Toshiba’s chief executive and president Hisao Tanaka has resigned after the company said it had overstated its profits for the past six years. He will be succeeded by chairman Masashi Muromachi.

Tanaka’s predecessors, vice chairman Norio Sasaki and adviser Atsutoshi Nishida, will also step down after the third-party report showed they also played a part in the overstatement of profits going back to the 2008 financial year.

The report released on Monday said Toshiba had overstated its operating profit by 151.8 billion Yen ($ 1.22 billion) over several years, roughly triple Toshiba’s initial estimate.Vice-chairman Norio Sasaki also stepping down.

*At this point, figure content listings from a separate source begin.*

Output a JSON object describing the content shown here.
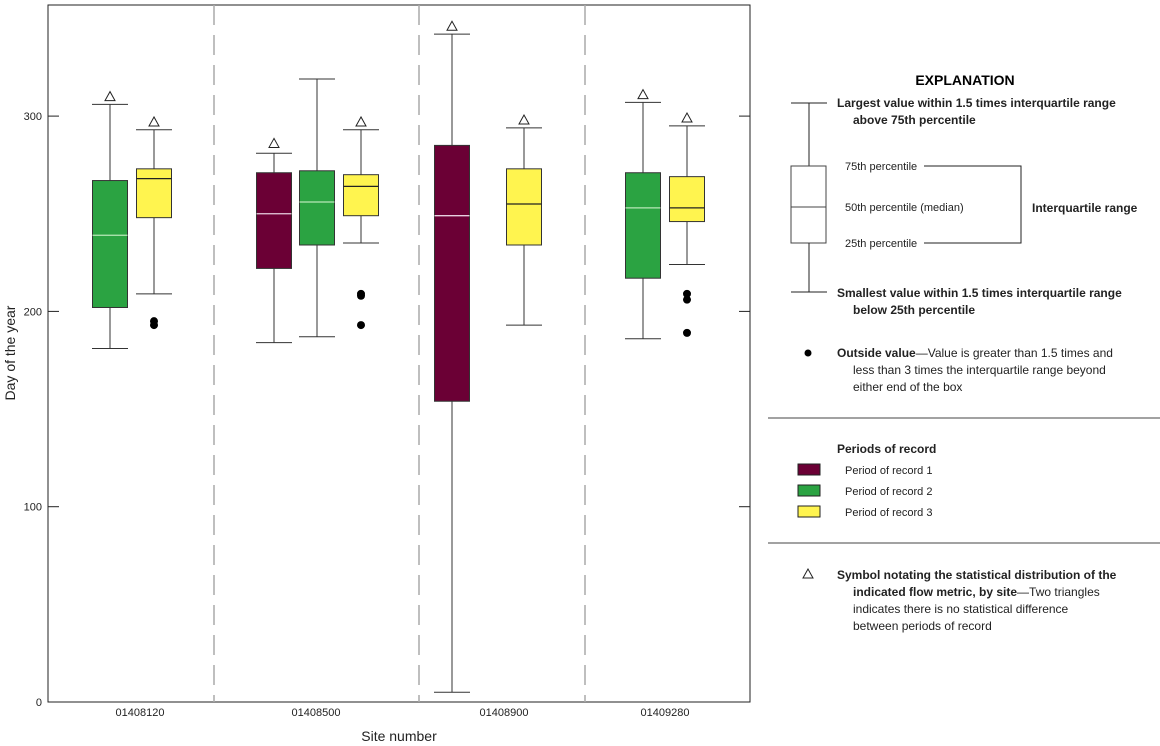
{
  "chart_data": {
    "type": "box",
    "title": "",
    "xlabel": "Site number",
    "ylabel": "Day of the year",
    "ylim": [
      0,
      357
    ],
    "yticks": [
      0,
      100,
      200,
      300
    ],
    "ytick_labels": [
      "0",
      "100",
      "200",
      "300"
    ],
    "categories": [
      "01408120",
      "01408500",
      "01408900",
      "01409280"
    ],
    "series_colors": {
      "Period of record 1": "#6b0035",
      "Period of record 2": "#2ba342",
      "Period of record 3": "#fff44f"
    },
    "groups": [
      {
        "site": "01408120",
        "boxes": [
          {
            "period": "Period of record 2",
            "whisker_high": 306,
            "q3": 267,
            "median": 239,
            "q1": 202,
            "whisker_low": 181,
            "outliers": [],
            "triangle": 310
          },
          {
            "period": "Period of record 3",
            "whisker_high": 293,
            "q3": 273,
            "median": 268,
            "q1": 248,
            "whisker_low": 209,
            "outliers": [
              195,
              193
            ],
            "triangle": 297
          }
        ]
      },
      {
        "site": "01408500",
        "boxes": [
          {
            "period": "Period of record 1",
            "whisker_high": 281,
            "q3": 271,
            "median": 250,
            "q1": 222,
            "whisker_low": 184,
            "outliers": [],
            "triangle": 286
          },
          {
            "period": "Period of record 2",
            "whisker_high": 319,
            "q3": 272,
            "median": 256,
            "q1": 234,
            "whisker_low": 187,
            "outliers": [],
            "triangle": null
          },
          {
            "period": "Period of record 3",
            "whisker_high": 293,
            "q3": 270,
            "median": 264,
            "q1": 249,
            "whisker_low": 235,
            "outliers": [
              209,
              208,
              193
            ],
            "triangle": 297
          }
        ]
      },
      {
        "site": "01408900",
        "boxes": [
          {
            "period": "Period of record 1",
            "whisker_high": 342,
            "q3": 285,
            "median": 249,
            "q1": 154,
            "whisker_low": 5,
            "outliers": [],
            "triangle": 346
          },
          {
            "period": "Period of record 3",
            "whisker_high": 294,
            "q3": 273,
            "median": 255,
            "q1": 234,
            "whisker_low": 193,
            "outliers": [],
            "triangle": 298
          }
        ]
      },
      {
        "site": "01409280",
        "boxes": [
          {
            "period": "Period of record 2",
            "whisker_high": 307,
            "q3": 271,
            "median": 253,
            "q1": 217,
            "whisker_low": 186,
            "outliers": [],
            "triangle": 311
          },
          {
            "period": "Period of record 3",
            "whisker_high": 295,
            "q3": 269,
            "median": 253,
            "q1": 246,
            "whisker_low": 224,
            "outliers": [
              209,
              206,
              189
            ],
            "triangle": 299
          }
        ]
      }
    ]
  },
  "explanation": {
    "title": "EXPLANATION",
    "largest_1": "Largest value within 1.5 times interquartile range",
    "largest_2": "above 75th percentile",
    "p75": "75th percentile",
    "p50": "50th percentile (median)",
    "p25": "25th percentile",
    "iqr": "Interquartile range",
    "smallest_1": "Smallest value within 1.5 times interquartile range",
    "smallest_2": "below 25th percentile",
    "outside_bold": "Outside value",
    "outside_1": "—Value is greater than 1.5 times and",
    "outside_2": "less than 3 times the interquartile range beyond",
    "outside_3": "either end of the box",
    "periods_title": "Periods of record",
    "periods": [
      "Period of record 1",
      "Period of record 2",
      "Period of record 3"
    ],
    "symbol_1": "Symbol notating the statistical distribution of the",
    "symbol_2_bold": "indicated flow metric, by site",
    "symbol_2_rest": "—Two triangles",
    "symbol_3": "indicates there is no statistical difference",
    "symbol_4": "between periods of record"
  }
}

The findings are expected to lead to the restatement of earnings, a board overhaul and potentially hefty fines at the computers-to-nuclear conglomerate in Japan’s worst corporate scandal since Olympus Corp was found to have covered up $1.7 billion in losses in late 2011.

Risks to investor confidence

Japanese Finance Minister Taro Aso said earlier on Tuesday that the accounting irregularities at Toshiba were very regrettable, coming at a time when Japan is trying to regain global investors’ confidence with better corporate governance.

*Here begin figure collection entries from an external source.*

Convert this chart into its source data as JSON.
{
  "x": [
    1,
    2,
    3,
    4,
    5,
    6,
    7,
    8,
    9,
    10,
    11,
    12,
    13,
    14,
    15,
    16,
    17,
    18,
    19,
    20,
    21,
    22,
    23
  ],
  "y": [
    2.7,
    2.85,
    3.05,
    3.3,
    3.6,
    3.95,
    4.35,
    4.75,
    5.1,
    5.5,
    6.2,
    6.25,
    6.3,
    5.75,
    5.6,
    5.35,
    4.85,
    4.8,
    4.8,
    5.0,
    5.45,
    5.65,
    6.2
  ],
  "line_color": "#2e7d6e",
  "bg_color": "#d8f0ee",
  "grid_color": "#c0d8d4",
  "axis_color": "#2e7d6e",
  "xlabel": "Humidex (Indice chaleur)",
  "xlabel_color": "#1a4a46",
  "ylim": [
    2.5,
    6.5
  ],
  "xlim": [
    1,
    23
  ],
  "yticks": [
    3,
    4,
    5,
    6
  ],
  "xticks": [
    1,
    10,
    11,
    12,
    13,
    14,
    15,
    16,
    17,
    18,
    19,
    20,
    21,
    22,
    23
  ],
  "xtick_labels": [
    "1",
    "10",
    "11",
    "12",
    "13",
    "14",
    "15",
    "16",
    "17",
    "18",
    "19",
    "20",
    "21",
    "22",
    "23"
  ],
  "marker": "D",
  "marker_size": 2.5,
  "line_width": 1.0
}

“If Japan fails to implement appropriate corporate governance, it could lose the market’s trust. It’s very regrettable,” Aso told a news conference.

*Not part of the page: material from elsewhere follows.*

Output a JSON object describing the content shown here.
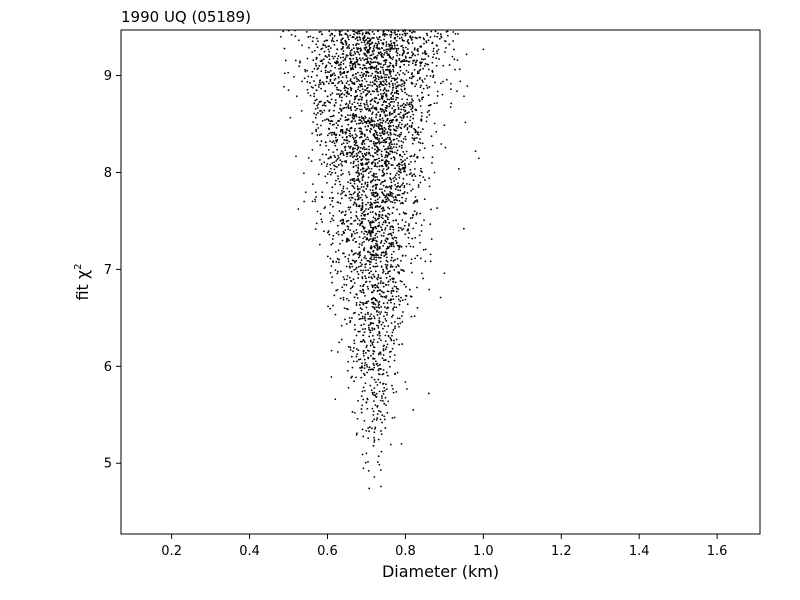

Aso declined to comment when asked if Toshiba would face any kind of financial penalty. Sources have said regulators were beginning their own review of Toshiba’s book-keeping, based on Monday’s report. The investigation came just as Prime Minister Shinzo Abe has implemented new guidelines to improve the country’s corporate governance.

Shares in Toshiba rose six percent on Tuesday, July 21, on relief the report had few nasty surprises. But they are still down around 23 percent since Toshiba first disclosed cases of accounting irregularities in early April.

“Institutional investors and other long-term funds have already unloaded Toshiba shares, so currently the stock price is being driven by short-term investors,” said Takatoshi Itoshima, chief portfolio manager at Commons Asset Management.

“The bad news is out. As long as Toshiba won’t be delisted, such trade will continue.”